When we look just at the Gospel reading for the Baptism of Our Lord, we do not see Jesus as fully as we see John the Baptist, his forerunner. Jesus remains a mystery while John stands before us in all the wildness of a life that shuns the interiors of buildings, eating what God provides in nature, speaking from the humility of a self that knows to whom it is indebted. We know what John wears; we are not told what Jesus wears. It is that clear of a difference. John, though peculiar according to our standards, is a fully human creature while Jesus—enigmatic, given to hearing a voice no one else hears—is identified in this scene in a way no one else has or will be known.
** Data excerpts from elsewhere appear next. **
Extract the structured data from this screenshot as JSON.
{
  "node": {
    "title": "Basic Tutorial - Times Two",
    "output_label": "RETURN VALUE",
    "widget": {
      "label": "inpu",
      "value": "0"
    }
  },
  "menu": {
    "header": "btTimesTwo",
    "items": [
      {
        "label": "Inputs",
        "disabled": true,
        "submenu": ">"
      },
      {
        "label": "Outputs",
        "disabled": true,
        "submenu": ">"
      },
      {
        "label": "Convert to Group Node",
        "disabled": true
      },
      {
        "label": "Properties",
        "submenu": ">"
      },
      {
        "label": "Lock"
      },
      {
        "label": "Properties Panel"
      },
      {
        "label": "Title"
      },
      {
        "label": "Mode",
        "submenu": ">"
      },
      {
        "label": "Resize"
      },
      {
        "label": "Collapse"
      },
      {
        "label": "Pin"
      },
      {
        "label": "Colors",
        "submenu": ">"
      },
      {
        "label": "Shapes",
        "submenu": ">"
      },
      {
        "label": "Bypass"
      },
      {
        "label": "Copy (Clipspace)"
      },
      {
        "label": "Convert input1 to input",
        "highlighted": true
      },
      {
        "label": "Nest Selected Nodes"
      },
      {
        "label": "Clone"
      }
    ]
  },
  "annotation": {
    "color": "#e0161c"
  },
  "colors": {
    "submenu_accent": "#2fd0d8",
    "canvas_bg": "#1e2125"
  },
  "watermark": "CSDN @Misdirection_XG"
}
In Jesus’ baptism, as the Synoptic Gospels tell it, nature itself is upended. The heavens are “torn apart” (verse 10). All creation in the moment of Jesus’ baptism is altered. Out of that rupture comes the Holy Spirit in a form that is described as a dove. That dove does not simply alight on Jesus, because in the Greek, eis auton can be said to have come into him. He is infused with the Spirit from God. A new reality has come into the world, transforming all things including the seen (the heavens and a dove) and the unseen (a voice).

As befits this wondrous transformation, it is on the banks of the River Jordan on “the border between the wilderness and the land of milk and honey” where John stands, crying out for the people to repent and be baptized.1 He comes out of the wilderness with a prophetic announcement, that he is “not worthy” to serve, in even a lowly manner, the one who will bring a new kind of baptism.

We do not know why John the Baptist cries out to the people to repent and be baptized or how he knows Jesus is coming and will change the world. But like the earlier prophets, John has a vision that requires the people to prepare themselves through repentance and baptism in water. His washing is more than a ritual bath, more than a repeated ablution required by law. The new bath has become the first sacrament.

John calls the people to faith through repentance and baptism. Out of the wilderness came the voice that knew faith as a gift essential to life. Alexander Schmemann deepens our understanding of the relationship between sacrament and faith in this way:

The essential question about faith in its relationship to the sacrament is: what faith, and even more precisely, whose faith? And the equally essential answer to this question is: it is Christ’s faith given to us, becoming our faith and our desire…

Faith, Schmemann continues, is either a response to God’s call or “the very reality of that to which the call summons.” Faith, in other words, is what baptism imparts to us. Through the Holy Spirit, in baptism we are given the faith of Jesus. “The presence in this world of Christ’s faith is the Church.”2 Baptism opens our hearts and our minds to becoming instruments that bring unity and peace to our neighbors.

Sometimes that reality—the faith of Jesus within the baptized—is not apparent to us. In the words of John the Baptist, we hear the cry to Repent and Be Baptized. The people come to him “confessing their sins” (verse 5). We see a crowd responding to a concrete action that then allows them to be washed in baptismal waters.

John, however, describes a different baptism through Jesus. In Jesus’ baptism, the Holy Spirit has the central role. It is the Spirit rather than the washing that affects the transformation of the baptized. The Spirit creates a profound change in us because, at least in most Christian traditions, we receive faith that does not result from our fulfilling John’s requirement to repent. We baptize infants who have no words of repentance.

If John’s baptism is our focus, we may forget that we have been “immersed” in God’s gracious welcome and “transformed” by the Holy Spirit. We can be caught up in our participation in the work of the Church, failing to acknowledge the mystery itself. We may forget that the mystery, which is God’s defeat of death in the resurrection of Jesus, is the reason we come together to care about the world. The work we do may seem to be the goal rather than the life that grows out from gratitude.

Through Jesus’ baptism, the Church is born and his faith washes over Earth through the baptized. By his baptism in the waters of the earth, the faith of Jesus made all waters sacred. The faith of Jesus is the reason Christians seek to keep the waters of earth clean, nourishing, plentiful, and free for everyone. Water is life itself in more ways than we can fathom.


  1. Ted A. Smith, “Mark 1:4-11: Homiletical Perspective,” in Feasting on the Word, Year B, Vol. 1: Advent through Transfiguration, ed. David L. Bartlett and Barbara Brown Taylor (Louisville: WJK, 2008), 239.
  2. Alexander Schmemann, Of Water & The Spirit: A Liturgical Study of Baptism (Crestwood, NY: St. Vladimir’s Seminary Press, 2000), 67-78.